A total of 113 articles reporting ankle sprain risk were identified, and a scoring instrument was developed to grade the strength of the interventions used and their effect on athletic performance. Of these articles, 10 reports compared alternative methods of preventing ankle sprains. The most common risk factor for ankle sprain in sports is a history of a previous sprain.

Methods of external ankle support include tape or cloth wrapping, and use of orthotic devices and high-top shoes. Inversion of the ankle is substantially restricted with these interventions. To address the concern that these restrictive measures might compromise performance (in terms of running, jumping and cutting), 20 studies measured the effects of taping or bracing. Although most studies indicated that appropriately braced or taped ankles do not adversely affect performance, several studies report a small but significant decrease in performance.

Taping the ankle has been the preventive method of choice for coaches and trainers in many sports. Taping has been shown to prevent ankle sprains despite the fact that tape loosens in approximately 10 minutes and provides little or no measurable support of the inverting ankle within 30 minutes. It is postulated that the residual protection is associated with increased proprioception that allows the peroneal muscles to react more rapidly to inhibit extreme ankle inversion. There is no evidence that elastic wrap or bandages support the ankle effectively. The use of high-top shoes alone does not appear to reduce the risk of ankle sprain. However, the use of high-top shoes with inflatable support chambers results in a slightly (but not statistically significant) lower risk of ankle injury. The combination of taping and high-top shoes was particularly effective in players with previous injuries. The protective effect was not significant among players without a history of ankle injury.
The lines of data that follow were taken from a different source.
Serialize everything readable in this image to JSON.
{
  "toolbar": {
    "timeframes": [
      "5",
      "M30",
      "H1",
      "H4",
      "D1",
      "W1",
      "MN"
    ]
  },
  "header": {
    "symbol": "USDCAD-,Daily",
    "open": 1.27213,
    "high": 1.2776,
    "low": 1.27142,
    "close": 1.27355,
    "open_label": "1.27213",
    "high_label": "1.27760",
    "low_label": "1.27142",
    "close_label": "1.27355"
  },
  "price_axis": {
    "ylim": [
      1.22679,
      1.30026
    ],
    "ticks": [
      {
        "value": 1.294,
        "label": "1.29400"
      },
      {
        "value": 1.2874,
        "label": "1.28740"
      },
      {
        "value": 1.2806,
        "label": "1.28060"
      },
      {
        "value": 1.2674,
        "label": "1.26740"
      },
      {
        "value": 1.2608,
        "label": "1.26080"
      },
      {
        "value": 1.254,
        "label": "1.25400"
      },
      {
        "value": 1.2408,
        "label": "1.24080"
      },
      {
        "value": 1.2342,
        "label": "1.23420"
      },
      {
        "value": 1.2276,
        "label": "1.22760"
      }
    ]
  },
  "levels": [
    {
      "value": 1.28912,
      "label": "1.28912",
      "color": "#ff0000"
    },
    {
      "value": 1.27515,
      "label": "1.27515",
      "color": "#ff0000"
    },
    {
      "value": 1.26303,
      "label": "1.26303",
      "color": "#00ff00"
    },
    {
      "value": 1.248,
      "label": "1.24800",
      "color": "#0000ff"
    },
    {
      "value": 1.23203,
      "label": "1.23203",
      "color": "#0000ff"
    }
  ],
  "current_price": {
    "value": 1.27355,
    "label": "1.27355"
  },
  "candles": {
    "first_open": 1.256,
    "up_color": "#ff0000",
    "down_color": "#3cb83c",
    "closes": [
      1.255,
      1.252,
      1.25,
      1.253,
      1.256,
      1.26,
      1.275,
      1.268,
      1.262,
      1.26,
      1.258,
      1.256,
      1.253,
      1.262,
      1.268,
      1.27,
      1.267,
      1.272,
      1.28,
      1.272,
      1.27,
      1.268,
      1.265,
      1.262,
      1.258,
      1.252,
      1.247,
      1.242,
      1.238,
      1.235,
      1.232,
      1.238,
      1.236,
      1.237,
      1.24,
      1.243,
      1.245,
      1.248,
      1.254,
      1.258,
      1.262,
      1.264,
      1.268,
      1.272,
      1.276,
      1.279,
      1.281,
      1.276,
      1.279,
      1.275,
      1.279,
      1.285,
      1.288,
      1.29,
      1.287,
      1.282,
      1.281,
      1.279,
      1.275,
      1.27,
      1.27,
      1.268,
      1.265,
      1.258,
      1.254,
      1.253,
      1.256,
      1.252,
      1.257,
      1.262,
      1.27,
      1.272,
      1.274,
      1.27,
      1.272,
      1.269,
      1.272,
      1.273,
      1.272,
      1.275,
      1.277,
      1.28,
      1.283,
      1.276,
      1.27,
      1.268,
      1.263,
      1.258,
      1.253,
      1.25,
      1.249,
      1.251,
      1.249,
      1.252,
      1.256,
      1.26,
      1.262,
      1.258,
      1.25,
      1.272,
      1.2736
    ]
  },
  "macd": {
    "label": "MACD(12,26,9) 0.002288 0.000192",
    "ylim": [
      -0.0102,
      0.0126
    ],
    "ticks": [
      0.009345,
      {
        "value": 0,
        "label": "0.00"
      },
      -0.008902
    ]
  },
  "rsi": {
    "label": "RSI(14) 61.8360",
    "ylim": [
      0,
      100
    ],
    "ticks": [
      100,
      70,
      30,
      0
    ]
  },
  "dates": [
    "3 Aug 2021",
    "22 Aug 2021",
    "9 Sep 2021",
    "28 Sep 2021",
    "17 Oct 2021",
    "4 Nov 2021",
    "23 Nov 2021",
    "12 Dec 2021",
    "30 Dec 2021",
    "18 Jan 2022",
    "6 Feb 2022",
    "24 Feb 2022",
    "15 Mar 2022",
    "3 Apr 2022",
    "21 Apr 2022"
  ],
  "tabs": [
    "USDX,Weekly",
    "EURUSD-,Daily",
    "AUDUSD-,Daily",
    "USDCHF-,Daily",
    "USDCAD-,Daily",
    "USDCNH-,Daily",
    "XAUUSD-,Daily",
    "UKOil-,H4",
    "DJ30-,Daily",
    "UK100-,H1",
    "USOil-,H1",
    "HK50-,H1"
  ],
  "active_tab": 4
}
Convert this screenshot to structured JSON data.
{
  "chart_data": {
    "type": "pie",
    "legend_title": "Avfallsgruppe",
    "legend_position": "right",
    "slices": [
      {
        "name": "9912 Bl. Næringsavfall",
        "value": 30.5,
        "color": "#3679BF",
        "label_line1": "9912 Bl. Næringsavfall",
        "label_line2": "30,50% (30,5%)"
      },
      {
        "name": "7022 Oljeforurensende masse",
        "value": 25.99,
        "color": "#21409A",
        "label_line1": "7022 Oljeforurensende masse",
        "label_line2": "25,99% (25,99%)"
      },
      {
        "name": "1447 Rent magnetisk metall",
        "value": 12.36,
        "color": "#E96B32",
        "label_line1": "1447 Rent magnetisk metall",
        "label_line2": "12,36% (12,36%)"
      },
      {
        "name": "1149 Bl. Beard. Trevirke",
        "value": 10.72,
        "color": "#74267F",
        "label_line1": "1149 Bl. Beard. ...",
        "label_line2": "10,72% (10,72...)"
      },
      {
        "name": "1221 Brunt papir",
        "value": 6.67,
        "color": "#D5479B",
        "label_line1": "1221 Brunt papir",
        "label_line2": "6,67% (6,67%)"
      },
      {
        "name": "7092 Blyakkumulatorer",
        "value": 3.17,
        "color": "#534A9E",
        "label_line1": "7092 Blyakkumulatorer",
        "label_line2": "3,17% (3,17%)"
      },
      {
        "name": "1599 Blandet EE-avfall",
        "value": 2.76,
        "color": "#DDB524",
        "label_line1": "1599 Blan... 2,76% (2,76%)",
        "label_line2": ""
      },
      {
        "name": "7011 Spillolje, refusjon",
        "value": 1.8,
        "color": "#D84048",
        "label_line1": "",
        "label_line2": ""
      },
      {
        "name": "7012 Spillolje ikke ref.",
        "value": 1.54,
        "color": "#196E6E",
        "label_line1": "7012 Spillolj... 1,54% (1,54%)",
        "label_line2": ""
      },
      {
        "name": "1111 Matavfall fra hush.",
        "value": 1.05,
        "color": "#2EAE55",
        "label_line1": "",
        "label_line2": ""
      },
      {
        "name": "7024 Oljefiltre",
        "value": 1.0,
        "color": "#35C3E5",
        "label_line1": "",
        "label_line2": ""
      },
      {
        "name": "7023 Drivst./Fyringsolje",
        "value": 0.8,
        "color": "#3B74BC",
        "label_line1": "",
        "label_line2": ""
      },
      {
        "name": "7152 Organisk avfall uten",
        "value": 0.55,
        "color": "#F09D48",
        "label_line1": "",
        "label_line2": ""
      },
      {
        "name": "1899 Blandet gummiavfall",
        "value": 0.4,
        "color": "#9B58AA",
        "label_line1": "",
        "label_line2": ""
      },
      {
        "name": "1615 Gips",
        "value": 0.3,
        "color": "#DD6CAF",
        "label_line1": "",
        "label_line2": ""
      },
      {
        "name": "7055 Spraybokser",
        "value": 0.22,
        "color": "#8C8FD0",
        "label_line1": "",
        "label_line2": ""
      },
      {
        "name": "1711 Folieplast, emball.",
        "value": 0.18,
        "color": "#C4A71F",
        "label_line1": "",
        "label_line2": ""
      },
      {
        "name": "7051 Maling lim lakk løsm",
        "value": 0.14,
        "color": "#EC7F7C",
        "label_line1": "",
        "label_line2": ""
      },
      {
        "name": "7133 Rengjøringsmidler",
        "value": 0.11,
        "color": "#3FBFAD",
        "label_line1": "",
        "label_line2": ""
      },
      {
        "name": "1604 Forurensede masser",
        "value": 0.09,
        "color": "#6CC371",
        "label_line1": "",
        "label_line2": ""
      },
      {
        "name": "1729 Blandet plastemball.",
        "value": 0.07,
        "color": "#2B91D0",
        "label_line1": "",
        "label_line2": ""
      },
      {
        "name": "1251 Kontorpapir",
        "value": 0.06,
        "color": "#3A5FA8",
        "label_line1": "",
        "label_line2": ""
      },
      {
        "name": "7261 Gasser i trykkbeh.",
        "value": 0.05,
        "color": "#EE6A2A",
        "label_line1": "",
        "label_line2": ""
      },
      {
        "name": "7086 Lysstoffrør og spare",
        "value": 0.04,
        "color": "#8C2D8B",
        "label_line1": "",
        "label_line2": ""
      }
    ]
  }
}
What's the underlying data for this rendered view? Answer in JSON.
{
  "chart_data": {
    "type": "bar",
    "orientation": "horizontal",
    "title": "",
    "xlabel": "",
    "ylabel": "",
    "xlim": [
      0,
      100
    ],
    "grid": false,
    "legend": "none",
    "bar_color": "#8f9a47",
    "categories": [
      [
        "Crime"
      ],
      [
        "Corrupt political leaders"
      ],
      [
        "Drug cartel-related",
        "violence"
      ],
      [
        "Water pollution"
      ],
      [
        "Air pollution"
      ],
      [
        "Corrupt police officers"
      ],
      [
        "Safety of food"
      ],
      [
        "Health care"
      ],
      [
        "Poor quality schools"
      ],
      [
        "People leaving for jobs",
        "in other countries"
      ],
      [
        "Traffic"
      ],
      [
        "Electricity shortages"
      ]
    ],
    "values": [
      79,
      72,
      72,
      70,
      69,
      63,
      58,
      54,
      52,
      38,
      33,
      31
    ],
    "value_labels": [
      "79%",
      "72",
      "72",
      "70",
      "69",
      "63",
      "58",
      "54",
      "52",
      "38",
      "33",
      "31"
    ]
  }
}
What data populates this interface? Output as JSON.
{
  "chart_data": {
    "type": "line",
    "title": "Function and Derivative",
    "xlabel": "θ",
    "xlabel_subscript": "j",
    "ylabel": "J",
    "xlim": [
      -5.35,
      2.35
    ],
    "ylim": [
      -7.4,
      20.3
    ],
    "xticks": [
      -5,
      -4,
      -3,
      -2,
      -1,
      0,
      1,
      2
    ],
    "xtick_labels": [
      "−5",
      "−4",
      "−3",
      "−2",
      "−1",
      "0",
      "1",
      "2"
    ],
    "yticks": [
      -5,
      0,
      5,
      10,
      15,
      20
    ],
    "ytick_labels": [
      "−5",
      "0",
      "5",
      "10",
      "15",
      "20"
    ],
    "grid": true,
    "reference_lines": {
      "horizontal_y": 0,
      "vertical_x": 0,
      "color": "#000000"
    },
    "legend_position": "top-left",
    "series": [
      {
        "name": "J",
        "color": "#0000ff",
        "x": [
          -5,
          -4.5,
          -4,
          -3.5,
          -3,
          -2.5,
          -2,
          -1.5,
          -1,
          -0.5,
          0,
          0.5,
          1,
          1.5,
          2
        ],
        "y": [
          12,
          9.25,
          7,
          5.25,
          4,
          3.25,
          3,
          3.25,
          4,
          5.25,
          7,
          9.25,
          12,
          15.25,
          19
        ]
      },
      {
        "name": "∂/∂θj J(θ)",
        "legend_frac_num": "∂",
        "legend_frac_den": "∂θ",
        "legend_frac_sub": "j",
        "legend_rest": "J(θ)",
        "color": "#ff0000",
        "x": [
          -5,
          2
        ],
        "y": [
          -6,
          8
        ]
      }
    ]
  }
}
There is widespread use of several semirigid orthoses made of cloth or plastic to prevent ankle sprains. Ankle taping was not as effective as an orthotic stabilizer. Semirigid orthoses may be most effective in preventing reinjury in athletes with a previous ankle injury. Intensive, sustained conditioning reduced the occurrence of ankle sprains over a six-month period. Like ankle taping and bracing, the effect most often occurred in athletes with a history of ankle sprain.

The authors found a general lack of uniform, consistent and ongoing approaches to monitoring for occurrence of injuries. Actions that are often endorsed for injury prevention could not be supported in this review of the literature. Despite the unanswered questions, Thacker and associates were able to make one clear recommendation to coaches, trainers and athletes: athletes with a sprained ankle should complete supervised rehabilitation before returning to practice or competition, and athletes with a moderate or severe ankle sprain should wear an appropriate orthosis for at least six months. The benefit of the orthosis seems to persist up to one year after injury. Preseason conditioning may optimize performance and prevent ankle injury.